# In Random Forest, why is a random subset of features chosen at the node level rather than at the tree level?

My Question: Why does random forest consider random subsets of features for splitting at the node level within each tree rather than at the tree level?

Background: This is something of a history question. Tin Kam Ho published this paper on constructing “decision forests” by randomly selecting a subset of features to use for growing each tree in 1998. Several years later, in 2001, Leo Breiman published his seminal Random Forest paper, wherein the feature subset is randomly selected at each node within each tree, not at each tree. While Breiman cited Ho, he did not specifically explain the move from tree-level to node-level random feature selection.

I’m wondering what specifically motivated this development.

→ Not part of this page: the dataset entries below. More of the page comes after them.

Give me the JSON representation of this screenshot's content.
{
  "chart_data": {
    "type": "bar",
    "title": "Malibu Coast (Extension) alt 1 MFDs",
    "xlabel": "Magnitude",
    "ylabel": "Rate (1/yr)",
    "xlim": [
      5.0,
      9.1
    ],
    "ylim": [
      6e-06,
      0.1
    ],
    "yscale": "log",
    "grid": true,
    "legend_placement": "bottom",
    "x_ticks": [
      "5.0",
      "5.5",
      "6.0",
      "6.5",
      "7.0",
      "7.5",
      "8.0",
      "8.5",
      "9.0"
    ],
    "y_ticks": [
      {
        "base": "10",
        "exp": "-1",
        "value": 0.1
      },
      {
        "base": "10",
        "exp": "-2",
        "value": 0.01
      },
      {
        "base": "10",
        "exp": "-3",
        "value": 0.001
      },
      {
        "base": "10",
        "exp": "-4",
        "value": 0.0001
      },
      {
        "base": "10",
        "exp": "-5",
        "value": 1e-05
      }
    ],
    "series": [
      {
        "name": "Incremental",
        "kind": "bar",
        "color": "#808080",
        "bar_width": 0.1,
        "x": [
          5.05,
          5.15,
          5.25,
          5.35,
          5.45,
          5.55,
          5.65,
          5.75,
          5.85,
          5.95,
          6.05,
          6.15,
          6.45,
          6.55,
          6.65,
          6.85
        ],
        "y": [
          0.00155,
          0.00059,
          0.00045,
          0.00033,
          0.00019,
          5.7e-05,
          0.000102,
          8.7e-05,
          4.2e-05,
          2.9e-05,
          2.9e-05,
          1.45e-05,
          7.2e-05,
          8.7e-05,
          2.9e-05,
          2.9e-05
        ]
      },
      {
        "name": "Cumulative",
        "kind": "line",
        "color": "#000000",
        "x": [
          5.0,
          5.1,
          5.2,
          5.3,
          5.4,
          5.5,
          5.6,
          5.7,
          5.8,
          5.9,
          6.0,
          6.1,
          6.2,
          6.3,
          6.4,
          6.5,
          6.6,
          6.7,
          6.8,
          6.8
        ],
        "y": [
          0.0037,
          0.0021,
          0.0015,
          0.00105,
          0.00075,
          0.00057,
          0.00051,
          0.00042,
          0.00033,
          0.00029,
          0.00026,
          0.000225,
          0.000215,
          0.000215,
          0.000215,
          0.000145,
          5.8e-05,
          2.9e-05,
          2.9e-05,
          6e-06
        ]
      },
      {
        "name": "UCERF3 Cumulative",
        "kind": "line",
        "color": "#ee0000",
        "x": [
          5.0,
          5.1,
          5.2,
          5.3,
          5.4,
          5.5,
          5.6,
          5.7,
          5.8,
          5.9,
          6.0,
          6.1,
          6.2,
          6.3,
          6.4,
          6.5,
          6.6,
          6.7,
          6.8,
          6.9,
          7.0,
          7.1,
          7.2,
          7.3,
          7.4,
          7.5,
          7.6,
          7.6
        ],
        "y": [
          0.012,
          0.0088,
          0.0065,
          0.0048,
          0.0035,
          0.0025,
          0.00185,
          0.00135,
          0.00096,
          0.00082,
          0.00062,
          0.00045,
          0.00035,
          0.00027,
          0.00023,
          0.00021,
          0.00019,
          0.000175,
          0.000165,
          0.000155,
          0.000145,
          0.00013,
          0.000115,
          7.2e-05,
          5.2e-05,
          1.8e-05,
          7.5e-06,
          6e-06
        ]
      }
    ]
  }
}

It seems that selecting the feature subset at the tree level would still accomplish the desired decorrelation of the trees.

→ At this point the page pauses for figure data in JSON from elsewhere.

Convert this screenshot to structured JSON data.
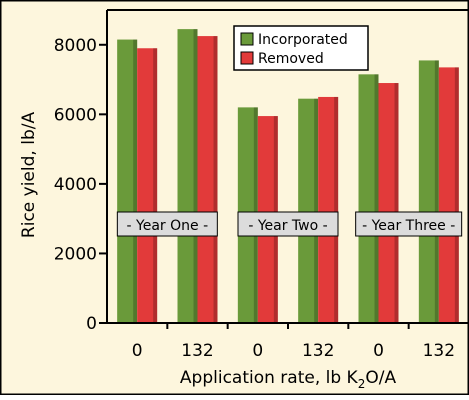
{
  "chart_data": {
    "type": "bar",
    "x_tick_labels": [
      "0",
      "132",
      "0",
      "132",
      "0",
      "132"
    ],
    "groups": [
      "- Year One -",
      "- Year Two -",
      "- Year Three -"
    ],
    "series": [
      {
        "name": "Incorporated",
        "color": "#6a9a3a",
        "values": [
          8150,
          8450,
          6200,
          6450,
          7150,
          7550
        ]
      },
      {
        "name": "Removed",
        "color": "#e23a3a",
        "values": [
          7900,
          8250,
          5950,
          6500,
          6900,
          7350
        ]
      }
    ],
    "ylabel": "Rice yield, lb/A",
    "xlabel_main": "Application rate, lb K",
    "xlabel_sub": "2",
    "xlabel_tail": "O/A",
    "ylim": [
      0,
      9000
    ],
    "yticks": [
      0,
      2000,
      4000,
      6000,
      8000
    ],
    "legend_position": "top-right",
    "grid": false,
    "background": "#fdf6dd"
  }
}
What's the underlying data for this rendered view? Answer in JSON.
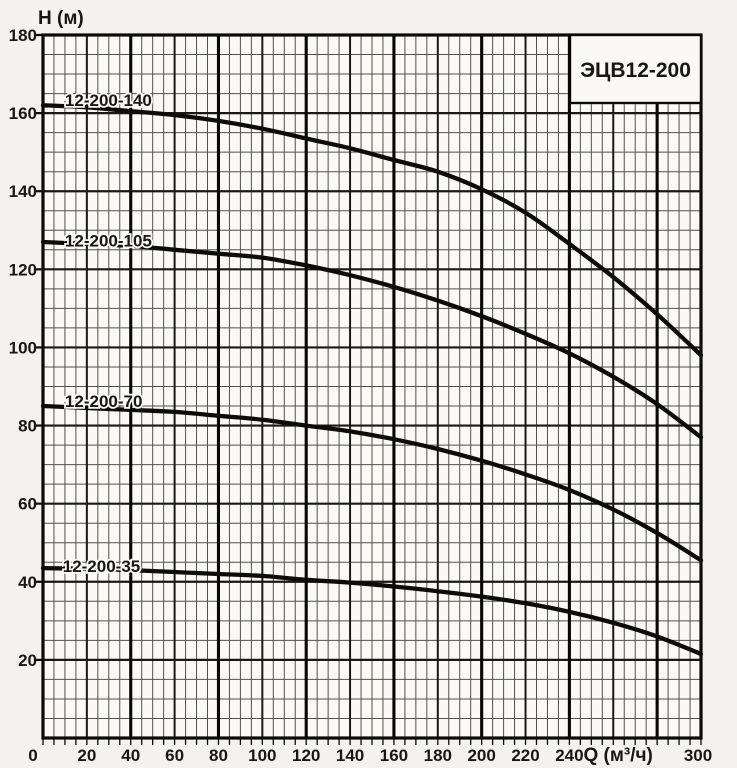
{
  "chart_data": {
    "type": "line",
    "title": "ЭЦВ12-200",
    "xlabel": "Q (м³/ч)",
    "ylabel": "H (м)",
    "xlim": [
      0,
      300
    ],
    "ylim": [
      0,
      180
    ],
    "grid": {
      "minor_step": 5,
      "major_step": 20,
      "heavy_step_x": 40,
      "grid_on": true
    },
    "axes": {
      "origin_label": "0",
      "x_tick_labels": [
        20,
        40,
        60,
        80,
        100,
        120,
        140,
        160,
        180,
        200,
        220,
        240
      ],
      "x_last_tick_label": "300",
      "x_axis_title_anchor_q": 270,
      "y_tick_labels": [
        20,
        40,
        60,
        80,
        100,
        120,
        140,
        160,
        180
      ]
    },
    "legend": {
      "text": "ЭЦВ12-200",
      "position": "top-right"
    },
    "x": [
      0,
      20,
      40,
      60,
      80,
      100,
      120,
      140,
      160,
      180,
      200,
      220,
      240,
      260,
      280,
      300
    ],
    "series": [
      {
        "name": "12-200-140",
        "values": [
          162,
          161.5,
          160.5,
          159.5,
          158,
          156,
          153.5,
          151,
          148,
          145,
          140.5,
          134.5,
          126.5,
          118,
          108.5,
          98
        ],
        "label_anchor": {
          "q": 10,
          "h": 161.8
        }
      },
      {
        "name": "12-200-105",
        "values": [
          127,
          126.5,
          126,
          125,
          124,
          123,
          121,
          118.5,
          115.5,
          112,
          108,
          103.5,
          98.5,
          92.5,
          85.5,
          77
        ],
        "label_anchor": {
          "q": 10,
          "h": 125.8
        }
      },
      {
        "name": "12-200-70",
        "values": [
          85,
          84.5,
          84,
          83.5,
          82.5,
          81.5,
          80,
          78.5,
          76.5,
          74,
          71,
          67.5,
          63.5,
          58.5,
          52.5,
          45.5
        ],
        "label_anchor": {
          "q": 10,
          "h": 84.8
        }
      },
      {
        "name": "12-200-35",
        "values": [
          43.5,
          43.3,
          43,
          42.5,
          42,
          41.5,
          40.5,
          39.8,
          38.8,
          37.6,
          36.2,
          34.5,
          32.3,
          29.5,
          26,
          21.5
        ],
        "label_anchor": {
          "q": 9,
          "h": 42.5
        }
      }
    ],
    "colors": {
      "curve": "#0d0c0b",
      "grid_minor": "#54504b",
      "grid_major": "#1b1916",
      "grid_heavy": "#060606",
      "border": "#0a0a0a",
      "plot_bg": "#faf9f6",
      "page_bg": "#f3f2ef",
      "text": "#191715"
    }
  }
}
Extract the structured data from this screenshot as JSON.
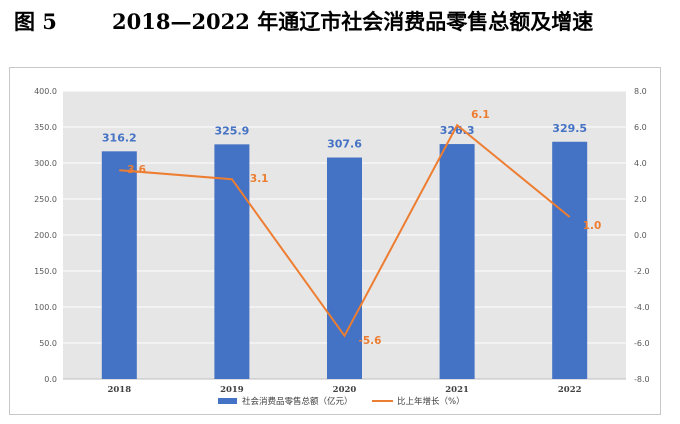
{
  "figure": {
    "label": "图 5",
    "title": "2018—2022 年通辽市社会消费品零售总额及增速"
  },
  "colors": {
    "bar": "#4472c4",
    "line": "#ed7d31",
    "plot_background": "#e7e6e6",
    "gridline": "#ffffff"
  },
  "chart_data": {
    "type": "bar",
    "categories": [
      "2018",
      "2019",
      "2020",
      "2021",
      "2022"
    ],
    "series": [
      {
        "name": "社会消费品零售总额（亿元）",
        "type": "bar",
        "axis": "left",
        "values": [
          316.2,
          325.9,
          307.6,
          326.3,
          329.5
        ],
        "labels": [
          "316.2",
          "325.9",
          "307.6",
          "326.3",
          "329.5"
        ]
      },
      {
        "name": "比上年增长（%）",
        "type": "line",
        "axis": "right",
        "values": [
          3.6,
          3.1,
          -5.6,
          6.1,
          1.0
        ],
        "labels": [
          "3.6",
          "3.1",
          "-5.6",
          "6.1",
          "1.0"
        ]
      }
    ],
    "y_left": {
      "ylim": [
        0,
        400
      ],
      "ticks": [
        0,
        50,
        100,
        150,
        200,
        250,
        300,
        350,
        400
      ],
      "tick_labels": [
        "0.0",
        "50.0",
        "100.0",
        "150.0",
        "200.0",
        "250.0",
        "300.0",
        "350.0",
        "400.0"
      ]
    },
    "y_right": {
      "ylim": [
        -8,
        8
      ],
      "ticks": [
        -8,
        -6,
        -4,
        -2,
        0,
        2,
        4,
        6,
        8
      ],
      "tick_labels": [
        "-8.0",
        "-6.0",
        "-4.0",
        "-2.0",
        "0.0",
        "2.0",
        "4.0",
        "6.0",
        "8.0"
      ]
    },
    "grid": true,
    "legend_position": "bottom"
  }
}
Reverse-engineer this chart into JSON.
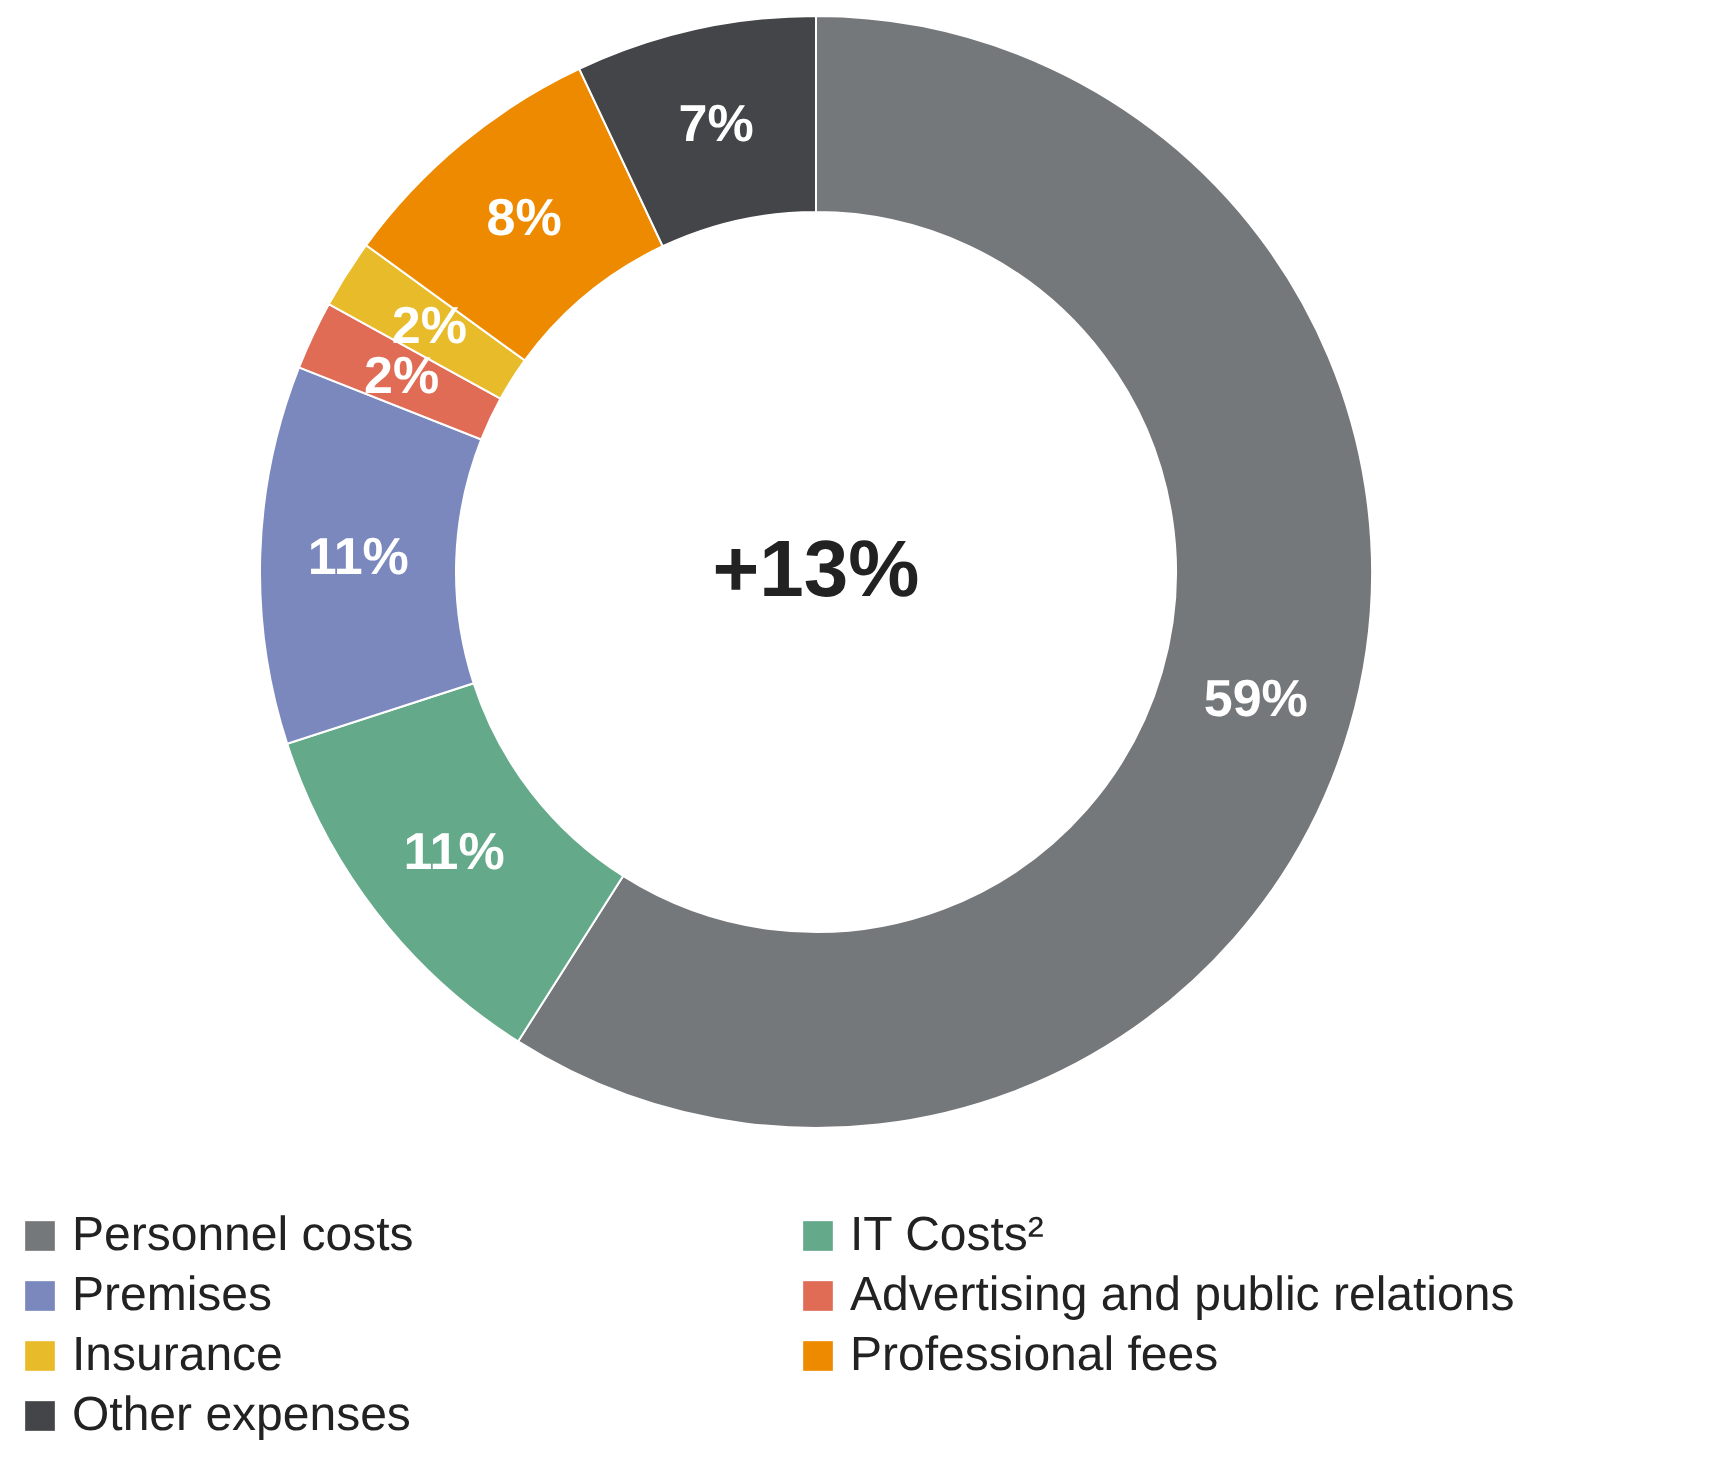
{
  "chart_data": {
    "type": "donut",
    "categories": [
      "Personnel costs",
      "IT Costs²",
      "Premises",
      "Advertising and public relations",
      "Insurance",
      "Professional fees",
      "Other expenses"
    ],
    "values": [
      59,
      11,
      11,
      2,
      2,
      8,
      7
    ],
    "value_labels": [
      "59%",
      "11%",
      "11%",
      "2%",
      "2%",
      "8%",
      "7%"
    ],
    "colors": [
      "#75787b",
      "#64a98a",
      "#7a88bd",
      "#e06c55",
      "#e8bb2a",
      "#ee8a00",
      "#444548"
    ],
    "annotations": [
      "+13%"
    ],
    "legend": "bottom"
  }
}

My theory: I haven’t seen this articulated elsewhere, but it seems like the random subspace method would be less efficient in terms of getting estimates of feature importance. To obtain estimates of variable importance, for each tree, the features are randomly permuted one by one, and the increase in misclassification or increase in error for the out-of-bag observations is recorded. The variables for which the misclassification or error increase resulting from this random permutation is high are those with the greatest importance.

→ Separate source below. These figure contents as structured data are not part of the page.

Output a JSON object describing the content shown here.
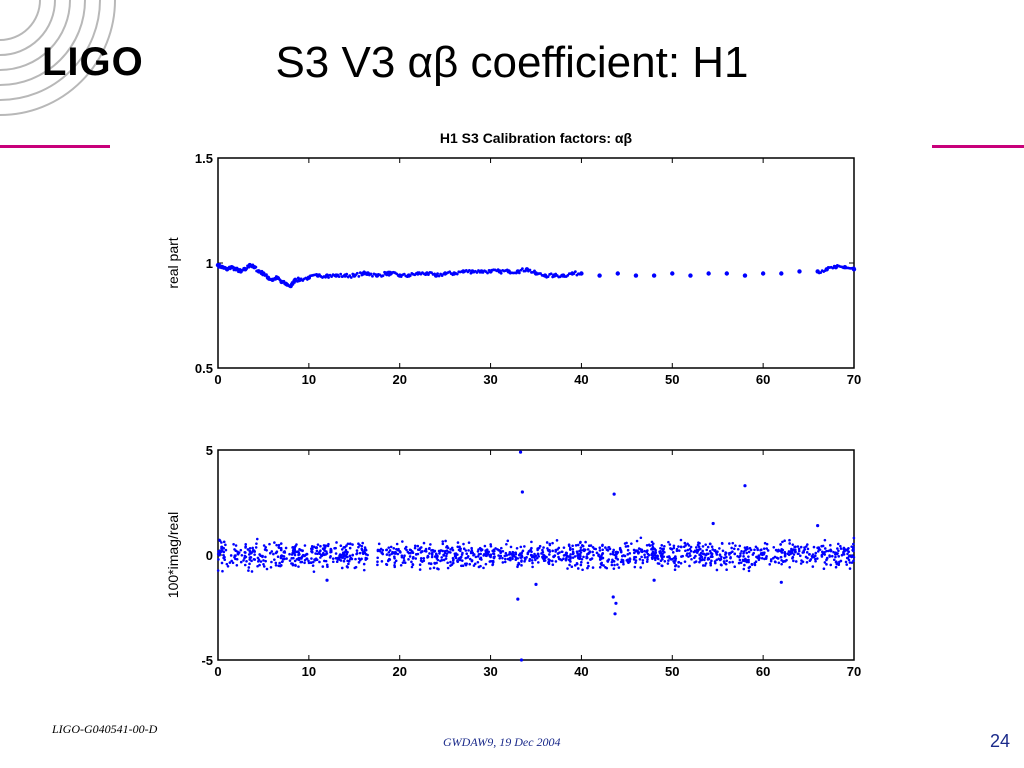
{
  "slide": {
    "logo": "LIGO",
    "title": "S3 V3 αβ coefficient: H1",
    "footer_left": "LIGO-G040541-00-D",
    "footer_center": "GWDAW9, 19 Dec 2004",
    "page_number": "24",
    "accent_color": "#c8007a",
    "footer_color": "#1a2a8a"
  },
  "chart_data": {
    "figure_title": "H1 S3 Calibration factors: αβ",
    "marker_color": "#0000ff",
    "panels": [
      {
        "type": "scatter",
        "ylabel": "real part",
        "xlim": [
          0,
          70
        ],
        "ylim": [
          0.5,
          1.5
        ],
        "xticks": [
          "0",
          "10",
          "20",
          "30",
          "40",
          "50",
          "60",
          "70"
        ],
        "yticks": [
          "0.5",
          "1",
          "1.5"
        ],
        "ytick_values": [
          0.5,
          1,
          1.5
        ],
        "series": [
          {
            "x": [
              0,
              0.5,
              1,
              1.5,
              2,
              2.5,
              3,
              3.5,
              4,
              4.5,
              5,
              5.5,
              6,
              6.5,
              7,
              7.5,
              8,
              8.5,
              9,
              10,
              11,
              12,
              13,
              14,
              15,
              16,
              16.5,
              17.5,
              18.5,
              19,
              20,
              21,
              22,
              23,
              24,
              25,
              26,
              27,
              28,
              29,
              30,
              31,
              32,
              33,
              34,
              35,
              36,
              37,
              38,
              39,
              40,
              42,
              44,
              46,
              48,
              50,
              52,
              54,
              56,
              58,
              60,
              62,
              64,
              66,
              67,
              68,
              69,
              70
            ],
            "y": [
              0.99,
              0.98,
              0.97,
              0.98,
              0.97,
              0.96,
              0.97,
              0.99,
              0.98,
              0.96,
              0.95,
              0.93,
              0.92,
              0.93,
              0.91,
              0.9,
              0.89,
              0.92,
              0.92,
              0.93,
              0.94,
              0.94,
              0.94,
              0.94,
              0.94,
              0.95,
              0.95,
              0.94,
              0.95,
              0.95,
              0.94,
              0.94,
              0.95,
              0.95,
              0.94,
              0.95,
              0.95,
              0.96,
              0.96,
              0.96,
              0.96,
              0.96,
              0.96,
              0.96,
              0.97,
              0.95,
              0.94,
              0.94,
              0.94,
              0.95,
              0.95,
              0.94,
              0.95,
              0.94,
              0.94,
              0.95,
              0.94,
              0.95,
              0.95,
              0.94,
              0.95,
              0.95,
              0.96,
              0.96,
              0.97,
              0.98,
              0.98,
              0.97
            ]
          }
        ]
      },
      {
        "type": "scatter",
        "ylabel": "100*imag/real",
        "xlim": [
          0,
          70
        ],
        "ylim": [
          -5,
          5
        ],
        "xticks": [
          "0",
          "10",
          "20",
          "30",
          "40",
          "50",
          "60",
          "70"
        ],
        "yticks": [
          "-5",
          "0",
          "5"
        ],
        "ytick_values": [
          -5,
          0,
          5
        ],
        "band": {
          "x_ranges": [
            [
              0,
              16.5
            ],
            [
              17.5,
              18.2
            ],
            [
              18.5,
              70
            ]
          ],
          "center": 0,
          "half_width": 0.9
        },
        "outliers": {
          "x": [
            33.3,
            33.5,
            33.4,
            43.6,
            43.7,
            43.8,
            58,
            54.5,
            66,
            33.0,
            43.5,
            35,
            12,
            62,
            48
          ],
          "y": [
            4.9,
            3,
            -5,
            2.9,
            -2.8,
            -2.3,
            3.3,
            1.5,
            1.4,
            -2.1,
            -2.0,
            -1.4,
            -1.2,
            -1.3,
            -1.2
          ]
        }
      }
    ]
  }
}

If we use the random subspace method, for each tree, we are only considering $m$ of the $p$ features. It may take several trees to consider all $p$ predictors even once. On the other hand, if we consider a different subset $m_i$ of the $p$ features at each node, we will consider each feature more times after fewer trees, giving us a more robust estimate of the feature importance.

What I’ve looked at thus far: So far, I have read Breiman’s paper and Ho’s paper, and done a broad online search for comparisons of the methods without finding a definitive answer. Note that a similar question was asked before. This question goes a bit further by including my speculation/work toward a possible solution. I would be interested in any answers, relevant citations, or simulation studies comparing the two approaches. If none are forthcoming, I plan to run my own simulation comparing the two methods.